Необъяснимая тревога внутри нарастала, отзываясь мелкой дрожью в пальцах. Ей казалось, что в спину кто-то осуждающе смотрит, сверлит ее взглядом, говорит: «Ты не должна с ним говорить, это неправильно». Что-то в облике Эдварда отпугивало ее. Синяки под глазами расползались по худому лицу, суровый, злой взгляд буквально впивался в нее. Отчего он так обжигал?
– Две маковых булочки и полкирпича ржаного хлеба, если его можно нарезать.
Ани кивнула и засуетилась: обернула булочки в плотную бумагу, завязала бечевкой и принялась нарезать хлеб. Большой нож выглядел нелепо в руках хрупкой продавщицы, отчего взгляд Нордмана потеплел. Он с любопытством наблюдал за тем, как Ани отмеряла ширину кусочков, как нажимала на ручку, отрезая очередной. Как бережно складывала и упаковывала хлеб, плотно стягивая пакет веревкой. Ловко, легко, непринужденно.

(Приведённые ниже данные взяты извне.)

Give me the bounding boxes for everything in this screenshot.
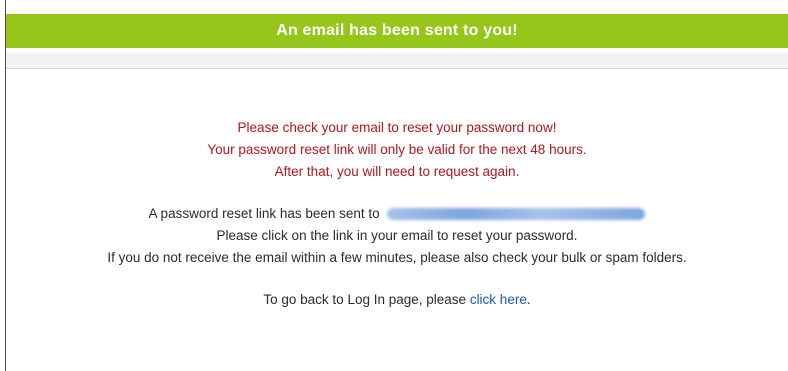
click-here-link[interactable]: click here	[470, 292, 527, 307]
warning-message: Please check your email to reset your pa…	[6, 117, 788, 183]
info-line-1: A password reset link has been sent to	[6, 203, 788, 225]
back-line: To go back to Log In page, please click …	[6, 289, 788, 311]
info-line-3: If you do not receive the email within a…	[107, 250, 687, 265]
back-to-login: To go back to Log In page, please click …	[6, 289, 788, 311]
page: An email has been sent to you! Please ch…	[0, 0, 788, 371]
header-title: An email has been sent to you!	[276, 22, 518, 39]
info-line-2: Please click on the link in your email t…	[216, 228, 578, 243]
sent-to-text: A password reset link has been sent to	[148, 206, 380, 221]
redacted-email	[387, 208, 646, 221]
back-prefix: To go back to Log In page, please	[263, 292, 467, 307]
warning-line-1: Please check your email to reset your pa…	[237, 120, 557, 135]
header-banner: An email has been sent to you!	[6, 14, 788, 48]
message-content: Please check your email to reset your pa…	[6, 117, 788, 311]
warning-line-3: After that, you will need to request aga…	[274, 164, 520, 179]
sub-toolbar	[6, 53, 788, 69]
warning-line-2: Your password reset link will only be va…	[207, 142, 587, 157]
back-suffix: .	[526, 292, 531, 307]
info-message: A password reset link has been sent to P…	[6, 203, 788, 269]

– Это все? – Она прикусила край карандаша, задумчиво пересчитывая заказ.
– Да. – Эд взял в руку два небольших пакета и рассчитался. – Доброго вечера!
– До встречи! – Ани помахала рукой, стараясь не провожать взглядом посетителя, и принялась записывать продажи.
Неожиданная, до этой секунды нежелательная встреча почему-то стала приятной, напоминая Аннетт, что жизнь идет своим чередом. Все движется по кругу: если вчера печальные мысли мешали уснуть, то завтра будет легче – усталость помогает на многое закрыть глаза. Она вселяет безразличие, сковывает и опустошает. Дает минуты свободы.